Toward a Political Reconstruction
The conversation between the three speakers revealed a common idea: that freedom without form or purpose leads to chaos, and order without freedom leads to oppression. The Hispanic tradition, from Francisco de Vitoria to Unamuno, would have sought a balance between the two: an order founded on natural law, which recognizes limits to authority and, at the same time, orients freedom toward the good. That "ordered liberty" is, according to Soto, the key to any political reconstruction possible in the face of the temptations of both technocratism and populism.

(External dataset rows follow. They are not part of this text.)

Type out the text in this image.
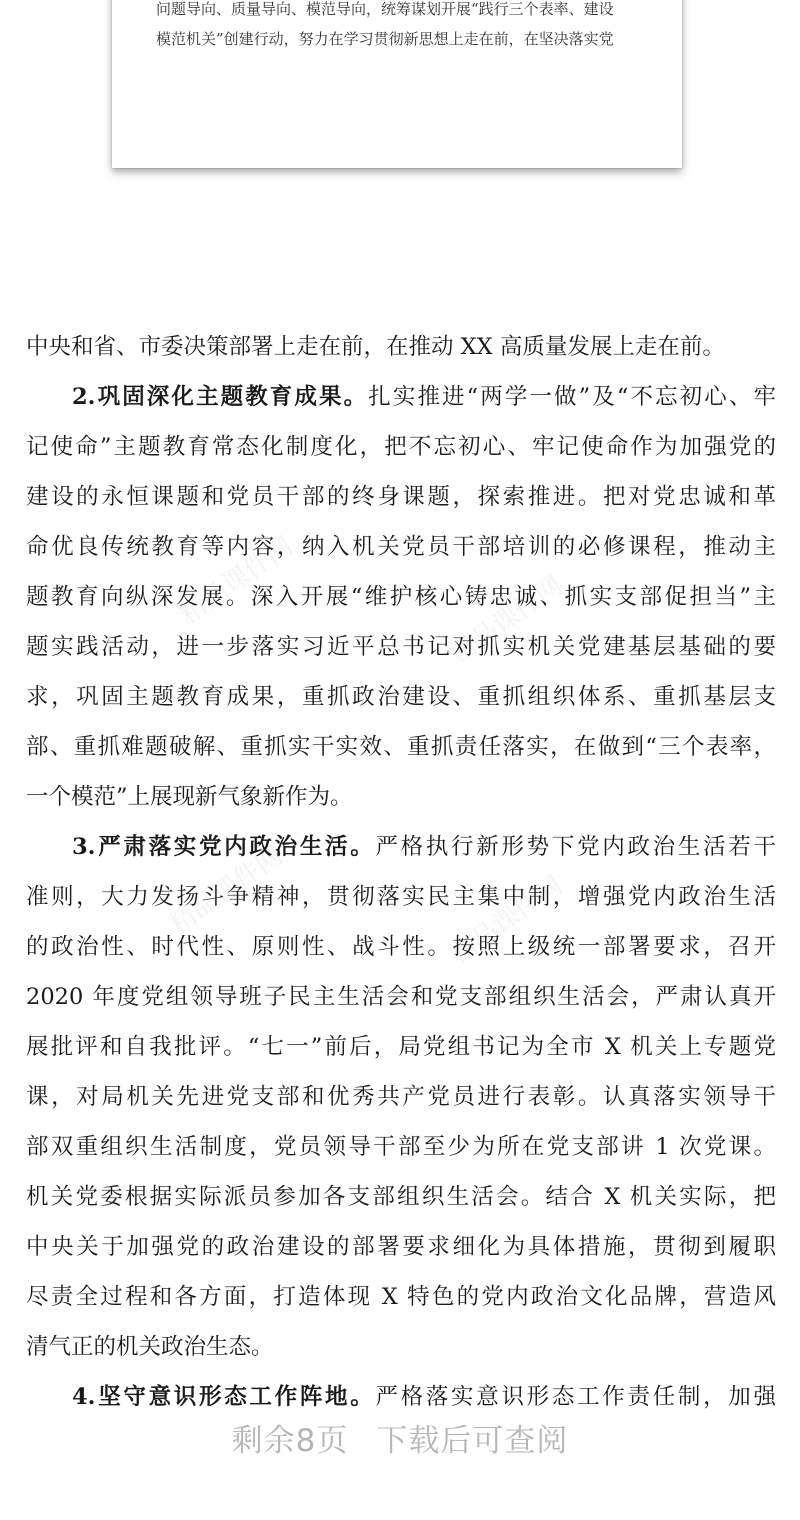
问题导向、质量导向、模范导向，统筹谋划开展“践行三个表率、建设
模范机关”创建行动，努力在学习贯彻新思想上走在前，在坚决落实党
精品课件网	精品课件网
精品课件网	精品课件网
中央和省、市委决策部署上走在前，在推动 XX 高质量发展上走在前。
2.巩固深化主题教育成果。扎实推进“两学一做”及“不忘初心、牢
记使命”主题教育常态化制度化，把不忘初心、牢记使命作为加强党的
建设的永恒课题和党员干部的终身课题，探索推进。把对党忠诚和革
命优良传统教育等内容，纳入机关党员干部培训的必修课程，推动主
题教育向纵深发展。深入开展“维护核心铸忠诚、抓实支部促担当”主
题实践活动，进一步落实习近平总书记对抓实机关党建基层基础的要
求，巩固主题教育成果，重抓政治建设、重抓组织体系、重抓基层支
部、重抓难题破解、重抓实干实效、重抓责任落实，在做到“三个表率，
一个模范”上展现新气象新作为。
3.严肃落实党内政治生活。严格执行新形势下党内政治生活若干
准则，大力发扬斗争精神，贯彻落实民主集中制，增强党内政治生活
的政治性、时代性、原则性、战斗性。按照上级统一部署要求，召开
2020 年度党组领导班子民主生活会和党支部组织生活会，严肃认真开
展批评和自我批评。“七一”前后，局党组书记为全市 X 机关上专题党
课，对局机关先进党支部和优秀共产党员进行表彰。认真落实领导干
部双重组织生活制度，党员领导干部至少为所在党支部讲 1 次党课。
机关党委根据实际派员参加各支部组织生活会。结合 X 机关实际，把
中央关于加强党的政治建设的部署要求细化为具体措施，贯彻到履职
尽责全过程和各方面，打造体现 X 特色的党内政治文化品牌，营造风
清气正的机关政治生态。
4.坚守意识形态工作阵地。严格落实意识形态工作责任制，加强
剩余8页 下载后可查阅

During the dialogue with the audience, participants addressed questions such as the tension between natural law and sovereign will, the actual influence of the scholastics on Locke and Smith, and the legacy of the Council of Trent in the development of modern political thought. Soto insisted that the goal is not to decide who "was right"—whether the Reformation or the Counter-Reformation—but to rediscover the points of convergence that cemented the Western world: the primacy of law over power, the dignity of the person, and the central role of virtue in public life.
Chafuen added a significant observation: Protestant and Catholic cultures, he said, have cultivated complementary dimensions of modern civilization—respect for the law, in one case; moral and philosophical depth, in the other—and the future of the West will depend on their reconciliation. In parallel to this table, another member of Escuela Hispánica, Felipe Mosquera, participated in another panel where he highlighted the influence of Jovellanos in this tradition.
Intervention by Felipe Mosquera in his panel within the American Politics & Government Summit (ISI)
Conclusion: An Essential Task
More than a historical lesson, the ISI session was an exercise in civilizational re-reading. The speakers from Escuela Hispánica proposed a narrative where the Iberian and American universities of the Golden Age become a missing link between Christendom and liberal modernity; where freedom, far from opposing morality, is founded on it; and where the person—not the masses, nor the State, nor the market—recovers its place as the measure of all political order. As Soto summarized in his final intervention:
"It is not about overcoming modernity, but about remembering that, before it, there already existed a tradition of freedom that was deeper, more human, and more moral. And that recovering it is perhaps the essential task of our time."